Archive for the ‘Uncategorized’ Category

I was reading an interesting excerpt from Why We Sleep by Matthew Walker PhD about how our sleep patterns are the key to a much longer life. According to him, we are not sleeping the way our distant ancestors  did, the way Nature intended us to.

Walker states that in olden times, in hunter-gatherer societies, people enjoyed a biphasic sleep pattern, seven or eight hours in bed at night resulting in about seven hours of sleep , along with a 30-60 minute nap in the afternoon. Furthermore, the nightly slumbers usually began 2-3 hours after dusk, around 9pm and lasted until dawn. No doubt, this was because those early cultures did not have the benefit of electric light and even firelight represented a drain on scarce resources.

Nowadays, in the post industrial age, we have been forced into a mono-phasic sleep pattern in which we sleep  for less than seven hours a night. Typically, this begins late at night though we still wake up quite early. And ,of course, modern office hours don’t permit the taking of an afternoon nap.

In support of his argument, that this enforced monophasic pattern is harmful to health, Walker points to a study of people who had to switch from a biphasic to a monophasic sleep pattern. Previously, they had office hours that incorporated an afternoon siesta but  were then forced to fall in line with the rest of the world and work regular 9 to 5 shifts. This study showed that over 6 years, these people suffered a 37% increased risk of death due to heart disease. Another statistic: People on the Greek island of Ikaria were four times as likely  to reach the age of ninety as Americans did.

When I began to read this excerpt, I did so with an open mind, but the more I read the more my doubts began to mount. Firstly, even if a biphasic sleep pattern is ” natural”, most of us never enjoyed it once we started our working lives. So how could we feel deprived of something we never had? Just as some factory workers, medical staff and others  get used to working the night shift, is it not likely that a monophasic pattern is becomes the new standard for us? In any case, what choice do we have? There is no way we will be able to shift back to a biphasic pattern. Even nations that enjoyed a siesta are switching to a 9 to 5 schedule.

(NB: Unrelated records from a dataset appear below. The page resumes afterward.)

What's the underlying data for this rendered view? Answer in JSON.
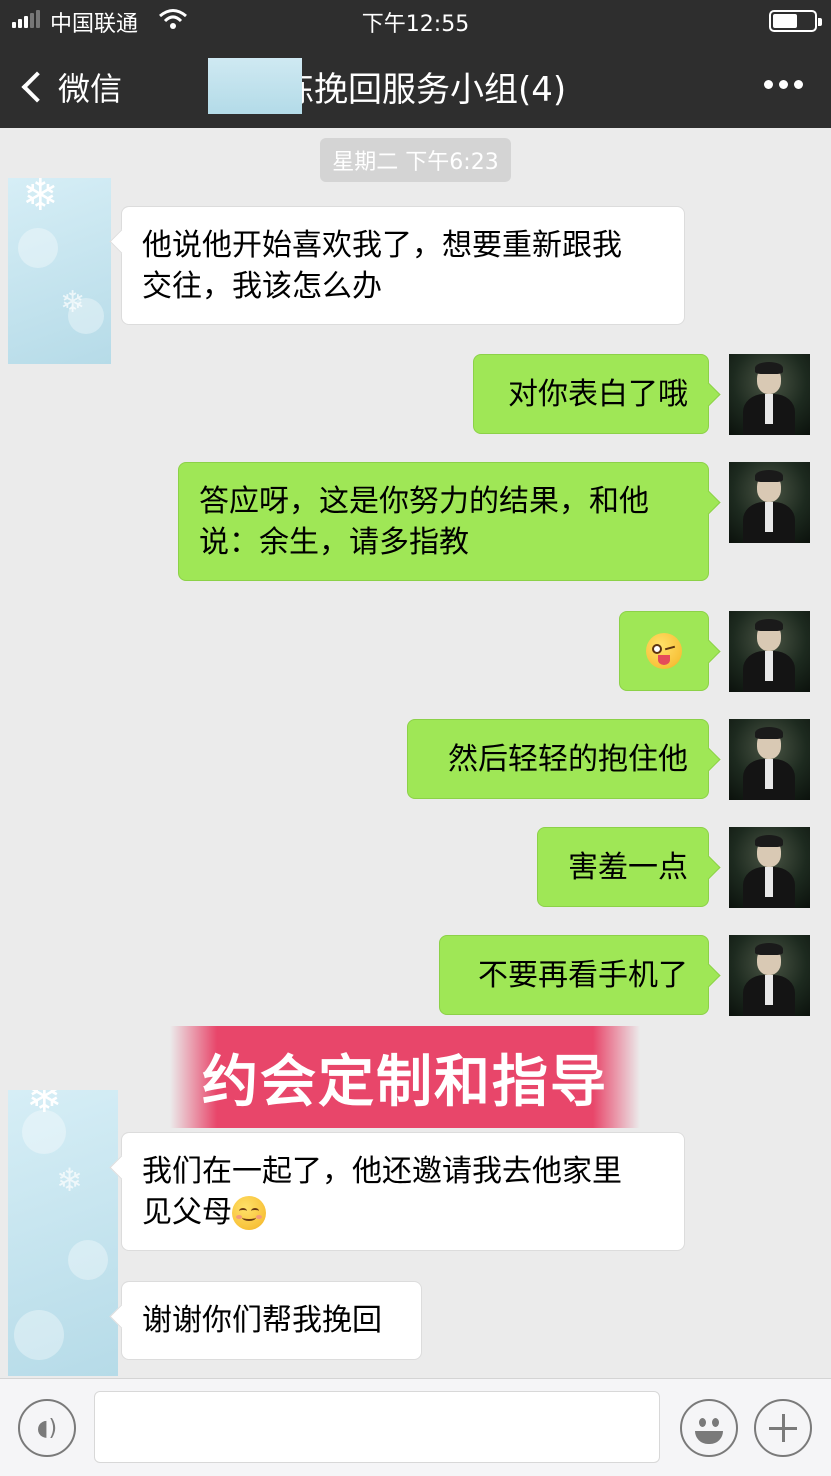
{
  "status_bar": {
    "carrier": "中国联通",
    "time": "下午12:55"
  },
  "nav": {
    "back_label": "微信",
    "title": "练挽回服务小组(4)"
  },
  "timestamp": "星期二 下午6:23",
  "messages": [
    {
      "side": "left",
      "text": "他说他开始喜欢我了，想要重新跟我\n交往，我该怎么办"
    },
    {
      "side": "right",
      "text": "对你表白了哦"
    },
    {
      "side": "right",
      "text": "答应呀，这是你努力的结果，和他\n说：余生，请多指教"
    },
    {
      "side": "right",
      "emoji": "winking-face-with-tongue"
    },
    {
      "side": "right",
      "text": "然后轻轻的抱住他"
    },
    {
      "side": "right",
      "text": "害羞一点"
    },
    {
      "side": "right",
      "text": "不要再看手机了"
    },
    {
      "side": "left",
      "text_line1": "我们在一起了，他还邀请我去他家里",
      "text_line2": "见父母",
      "emoji": "smiling-face-with-smiling-eyes"
    },
    {
      "side": "left",
      "text": "谢谢你们帮我挽回"
    }
  ],
  "banner": {
    "text": "约会定制和指导",
    "color": "#e8466a"
  },
  "colors": {
    "outgoing_bubble": "#9fe756",
    "incoming_bubble": "#ffffff",
    "nav_bg": "#2e2e2e",
    "chat_bg": "#ebebeb"
  }
}
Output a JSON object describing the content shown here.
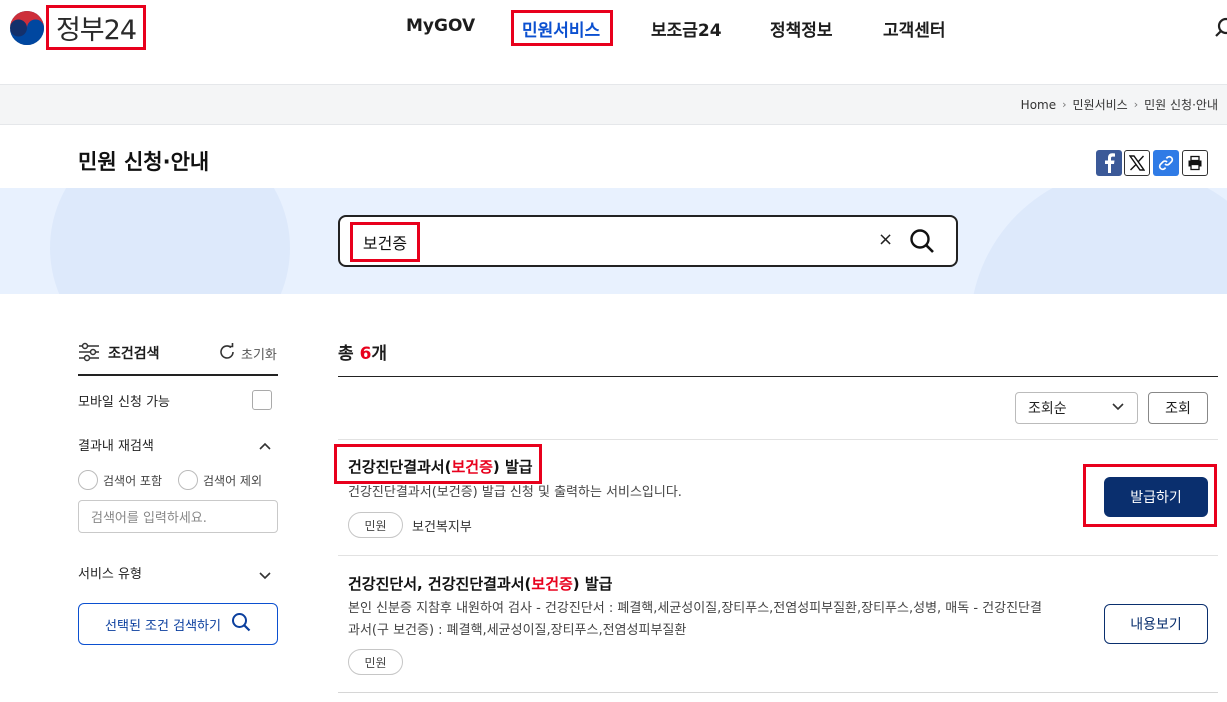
{
  "header": {
    "logo_text": "정부24",
    "nav": [
      "MyGOV",
      "민원서비스",
      "보조금24",
      "정책정보",
      "고객센터"
    ],
    "active_nav": "민원서비스"
  },
  "breadcrumb": [
    "Home",
    "민원서비스",
    "민원 신청·안내"
  ],
  "page_title": "민원 신청·안내",
  "share_icons": [
    "facebook-icon",
    "x-icon",
    "link-icon",
    "print-icon"
  ],
  "search": {
    "query": "보건증",
    "clear_label": "×"
  },
  "sidebar": {
    "title": "조건검색",
    "reset_label": "초기화",
    "mobile_label": "모바일 신청 가능",
    "research_label": "결과내 재검색",
    "include_label": "검색어 포함",
    "exclude_label": "검색어 제외",
    "input_placeholder": "검색어를 입력하세요.",
    "service_type_label": "서비스 유형",
    "search_button_label": "선택된 조건 검색하기"
  },
  "results": {
    "total_prefix": "총 ",
    "total_count": "6",
    "total_suffix": "개",
    "sort_value": "조회순",
    "sort_button_label": "조회",
    "items": [
      {
        "title_before": "건강진단결과서(",
        "title_highlight": "보건증",
        "title_after": ") 발급",
        "description": "건강진단결과서(보건증) 발급 신청 및 출력하는 서비스입니다.",
        "tag": "민원",
        "department": "보건복지부",
        "action_label": "발급하기"
      },
      {
        "title_before": "건강진단서, 건강진단결과서(",
        "title_highlight": "보건증",
        "title_after": ") 발급",
        "description_line1": "본인 신분증 지참후 내원하여 검사 - 건강진단서 : 폐결핵,세균성이질,장티푸스,전염성피부질환,장티푸스,성병, 매독 - 건강진단결",
        "description_line2": "과서(구 보건증) : 폐결핵,세균성이질,장티푸스,전염성피부질환",
        "tag": "민원",
        "action_label": "내용보기"
      }
    ]
  },
  "colors": {
    "accent": "#0b50d0",
    "highlight": "#e8001c",
    "navy": "#0a2f6e",
    "band": "#e8f1fe"
  }
}
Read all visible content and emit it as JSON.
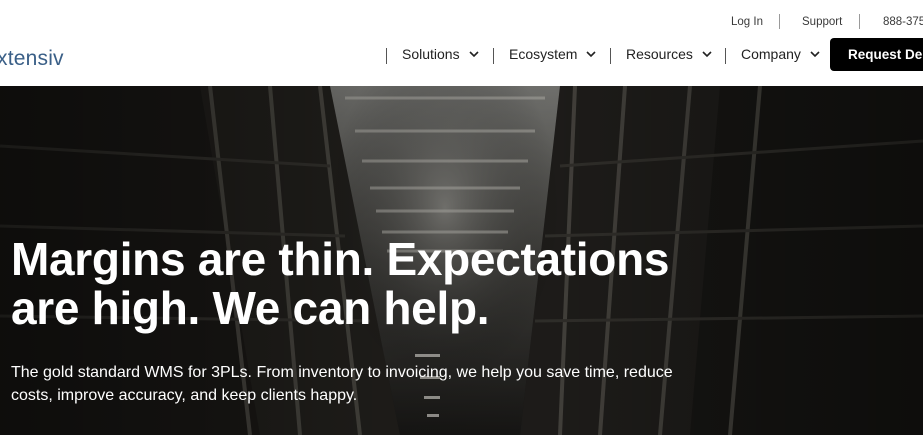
{
  "utility": {
    "login_label": "Log In",
    "support_label": "Support",
    "phone_label": "888-375"
  },
  "nav": {
    "logo_text": "xtensiv",
    "items": [
      {
        "label": "Solutions"
      },
      {
        "label": "Ecosystem"
      },
      {
        "label": "Resources"
      },
      {
        "label": "Company"
      }
    ],
    "cta_label": "Request Dem"
  },
  "hero": {
    "headline_line1": "Margins are thin. Expectations",
    "headline_line2": "are high. We can help.",
    "subtext_line1": "The gold standard WMS for 3PLs. From inventory to invoicing, we help you save time, reduce",
    "subtext_line2": "costs, improve accuracy, and keep clients happy."
  },
  "colors": {
    "logo": "#3a5f87",
    "cta_bg": "#000000",
    "hero_text": "#ffffff"
  },
  "icons": {
    "nav_dropdown": "chevron-down-icon"
  }
}
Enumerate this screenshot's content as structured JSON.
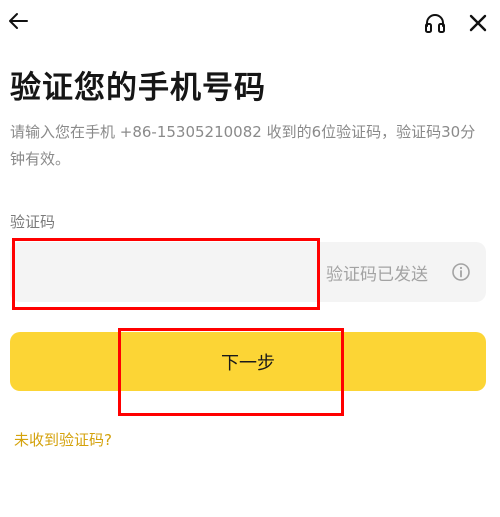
{
  "header": {
    "back_icon": "arrow-left-icon",
    "support_icon": "headset-icon",
    "close_icon": "close-icon"
  },
  "page": {
    "title": "验证您的手机号码",
    "description": "请输入您在手机 +86-15305210082 收到的6位验证码，验证码30分钟有效。"
  },
  "form": {
    "code_label": "验证码",
    "code_value": "",
    "code_status": "验证码已发送",
    "info_icon": "info-circle-icon",
    "submit_label": "下一步",
    "resend_link": "未收到验证码?"
  },
  "colors": {
    "accent": "#fcd535",
    "link": "#d4a20c",
    "highlight": "#ff0000"
  }
}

As for those people in Ikaria who have a four times greater chance of living to the age of ninety, can this be attributed solely to their biphasic sleep pattern? These people are mostly farmers or shepherds; they work hard, live in an unpolluted environment,  eat a healthy Mediterranean diet and have a less stressful lifestyle. Is it not likely that these factors all contribute to their longevity?

I think so.

I also think that , as long as one gets a minimum of seven hours of sleep daily, it doesn’t matter if it occurs all at once or in two or more installments. When the mind and body need rest, the person craves sleep. As long as that need is satisfied, you are fine. I find that, with  most of my friends who are retired, an afternoon nap is an imperative, partly because they tire more easily and partly because they no longer get seven hours uninterrupted sleep at night. One of my friends who is in his eighties wrote me to say that the day’s activities are now accomplished ” between naps”.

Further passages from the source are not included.